The company followed a very restrictive communication policy. The designer can neither be photographed nor interviewed. Only his creations should speak for themselves and the designs should be perceived as the overall performance of the team. That's why the team always shows up in white doctor's coats after the fashion shows - nobody should stand out.

By recycling old fashion, separating, recoloring, reversing seams and zippers, both the origin and the artificial of the art of tailoring are shown. Margiela puts together what doesn't belong together: by hand, jeans turn into skirts, old army socks become pullovers. Baptized by the press as deconstructivism, this current is defined by an abrupt collision of different materials, which at first glance appear inharmonic in the sense of conventional viewing habits. Margiela herself rejects the term "deconstructivism". He resurrected clothes in a new form, he told ELLE in 1991.

Margiela was the unofficial 7th member of "Antwerp 6", a generation of fashion designers who all completed their training at the Royal Academy of Arts between 1980-1981 and shaped the "style of the Belgians". However, it does not belong to the actual group, but it became known in a similar period.
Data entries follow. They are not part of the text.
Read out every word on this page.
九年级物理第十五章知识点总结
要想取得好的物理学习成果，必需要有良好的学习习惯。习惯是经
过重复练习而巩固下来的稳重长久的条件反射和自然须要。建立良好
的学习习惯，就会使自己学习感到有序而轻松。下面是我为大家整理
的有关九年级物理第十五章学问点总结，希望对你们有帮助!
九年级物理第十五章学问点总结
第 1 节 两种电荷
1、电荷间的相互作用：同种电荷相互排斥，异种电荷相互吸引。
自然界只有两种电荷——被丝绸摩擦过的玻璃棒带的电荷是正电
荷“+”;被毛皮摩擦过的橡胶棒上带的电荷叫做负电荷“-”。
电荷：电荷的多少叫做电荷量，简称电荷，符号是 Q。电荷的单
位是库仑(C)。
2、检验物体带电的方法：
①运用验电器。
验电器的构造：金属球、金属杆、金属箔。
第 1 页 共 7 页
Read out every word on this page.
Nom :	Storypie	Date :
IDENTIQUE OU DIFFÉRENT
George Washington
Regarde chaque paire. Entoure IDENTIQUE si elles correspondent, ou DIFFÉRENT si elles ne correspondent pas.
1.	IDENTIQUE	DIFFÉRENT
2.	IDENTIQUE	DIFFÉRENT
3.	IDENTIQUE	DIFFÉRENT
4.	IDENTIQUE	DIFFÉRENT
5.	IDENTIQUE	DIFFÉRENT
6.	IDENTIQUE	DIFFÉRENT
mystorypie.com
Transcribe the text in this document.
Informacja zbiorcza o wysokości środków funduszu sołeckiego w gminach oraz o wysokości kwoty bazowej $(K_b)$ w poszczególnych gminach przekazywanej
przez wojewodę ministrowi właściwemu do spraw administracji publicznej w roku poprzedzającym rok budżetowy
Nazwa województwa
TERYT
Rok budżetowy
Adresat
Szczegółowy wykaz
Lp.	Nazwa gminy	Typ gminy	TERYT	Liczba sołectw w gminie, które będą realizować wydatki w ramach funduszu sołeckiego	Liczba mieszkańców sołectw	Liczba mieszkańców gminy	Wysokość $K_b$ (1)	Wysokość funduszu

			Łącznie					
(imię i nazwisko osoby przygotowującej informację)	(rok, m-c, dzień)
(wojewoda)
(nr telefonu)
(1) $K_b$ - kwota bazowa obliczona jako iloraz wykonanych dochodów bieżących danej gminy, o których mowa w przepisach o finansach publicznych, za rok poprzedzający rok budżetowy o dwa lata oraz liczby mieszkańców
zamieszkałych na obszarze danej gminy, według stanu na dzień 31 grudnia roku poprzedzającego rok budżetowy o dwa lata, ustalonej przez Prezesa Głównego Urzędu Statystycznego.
The Japanese "Street Magazine" dedicated two special editions to "Maison Martin Margiela", which were published in book form in 1999. Nicolas Ghesquière (Balenciaga) is a big fan of Maison Martin Margiela.

In July 2014, fashion critic Suzy Menkes exposed Matthieu Blazy via Instagram as Head of Design, after which he deleted his Instagram account and changed his profile in a career network. He left the company on October 1, 2014.

To this day, Margiela pieces, especially in the fashion industry and all fashion lovers, belong to the sanctuaries in every repertoire and archive. Getting vintage pieces from other designers may be possible, but Maison Martin Marginal Archives are a real hunt and that says it all about this art.